その日から、スティやリエティーに殴られ、蹴られ、傷の所為で熱に浮かされ。

意識が、朦朧と していた。

それでもパンと水は届けられるので、セティは どれだけの時間が経ったか、把握する事が出来た。

長い時間が経ったように感じたが、まだ捕まって、2日しか経っていなかった。

「……また食べてないの?」

手が付けられていないパンを見て、鉄格子越しにディリーが話し掛ける。

セティは、はぁはぁと肩で息を したまま、目を閉じていた。

ディリーは溜め息を つくと、独房に入って来た。

「ちょっと、ちゃんと食べなさいよ。
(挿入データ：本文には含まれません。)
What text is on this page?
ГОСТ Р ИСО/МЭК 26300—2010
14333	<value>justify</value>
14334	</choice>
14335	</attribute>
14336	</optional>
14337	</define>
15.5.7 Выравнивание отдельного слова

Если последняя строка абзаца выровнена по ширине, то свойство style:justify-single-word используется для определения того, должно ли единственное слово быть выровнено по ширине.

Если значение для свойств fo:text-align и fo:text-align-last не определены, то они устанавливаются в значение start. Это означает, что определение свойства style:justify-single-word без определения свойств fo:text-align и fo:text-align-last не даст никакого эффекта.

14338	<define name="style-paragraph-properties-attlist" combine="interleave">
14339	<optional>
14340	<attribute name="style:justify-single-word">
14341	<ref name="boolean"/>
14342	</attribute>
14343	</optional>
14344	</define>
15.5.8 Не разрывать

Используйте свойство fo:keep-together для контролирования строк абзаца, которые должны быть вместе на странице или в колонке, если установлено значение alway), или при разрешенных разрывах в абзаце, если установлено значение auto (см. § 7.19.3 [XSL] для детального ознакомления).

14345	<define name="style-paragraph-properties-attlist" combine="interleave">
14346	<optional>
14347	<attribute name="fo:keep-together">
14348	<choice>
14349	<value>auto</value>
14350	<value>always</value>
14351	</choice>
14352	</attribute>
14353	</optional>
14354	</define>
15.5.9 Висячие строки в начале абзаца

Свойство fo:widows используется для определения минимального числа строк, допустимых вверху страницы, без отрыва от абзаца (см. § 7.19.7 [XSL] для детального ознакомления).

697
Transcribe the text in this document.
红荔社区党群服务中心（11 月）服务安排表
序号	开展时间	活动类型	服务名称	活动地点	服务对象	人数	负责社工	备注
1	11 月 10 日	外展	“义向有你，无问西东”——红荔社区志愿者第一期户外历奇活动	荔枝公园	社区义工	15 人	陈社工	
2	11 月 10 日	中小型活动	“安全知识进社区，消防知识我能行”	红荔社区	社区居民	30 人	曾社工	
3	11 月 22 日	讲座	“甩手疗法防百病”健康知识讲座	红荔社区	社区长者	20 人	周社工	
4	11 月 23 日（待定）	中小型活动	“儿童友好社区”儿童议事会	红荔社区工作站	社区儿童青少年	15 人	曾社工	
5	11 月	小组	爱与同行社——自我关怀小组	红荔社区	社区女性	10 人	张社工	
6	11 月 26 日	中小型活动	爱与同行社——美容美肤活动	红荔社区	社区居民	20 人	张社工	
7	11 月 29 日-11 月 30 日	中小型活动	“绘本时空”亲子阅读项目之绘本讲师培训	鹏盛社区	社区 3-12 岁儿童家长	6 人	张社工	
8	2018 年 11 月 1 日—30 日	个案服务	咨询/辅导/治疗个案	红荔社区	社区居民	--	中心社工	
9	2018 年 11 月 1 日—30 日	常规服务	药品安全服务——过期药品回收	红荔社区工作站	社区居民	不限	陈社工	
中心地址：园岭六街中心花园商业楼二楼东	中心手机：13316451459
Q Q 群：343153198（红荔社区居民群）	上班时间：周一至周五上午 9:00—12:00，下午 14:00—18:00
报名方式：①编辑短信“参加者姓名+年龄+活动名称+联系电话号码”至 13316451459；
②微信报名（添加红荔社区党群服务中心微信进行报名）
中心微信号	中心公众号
じゃなきゃ あたしが怒られるんだから。」

パンを千切り、セティの罅割れた唇に当てる。

セティは僅かに首を横に振って拒否した。

「食べれないの?食べたくないの?」

訊くと、セティは僅かに口を開けたが、その喉から声は出なかった。

それを見て、ディリーはパンに水を含ませ柔らかくすると、セティの口に入れた。

「……っ……。」

水に濡れた それは、何だか気持ちが悪い。

そのパンが、舌に乗ったままなのを見て、ディリーは、セティの鼻と口を手で覆った。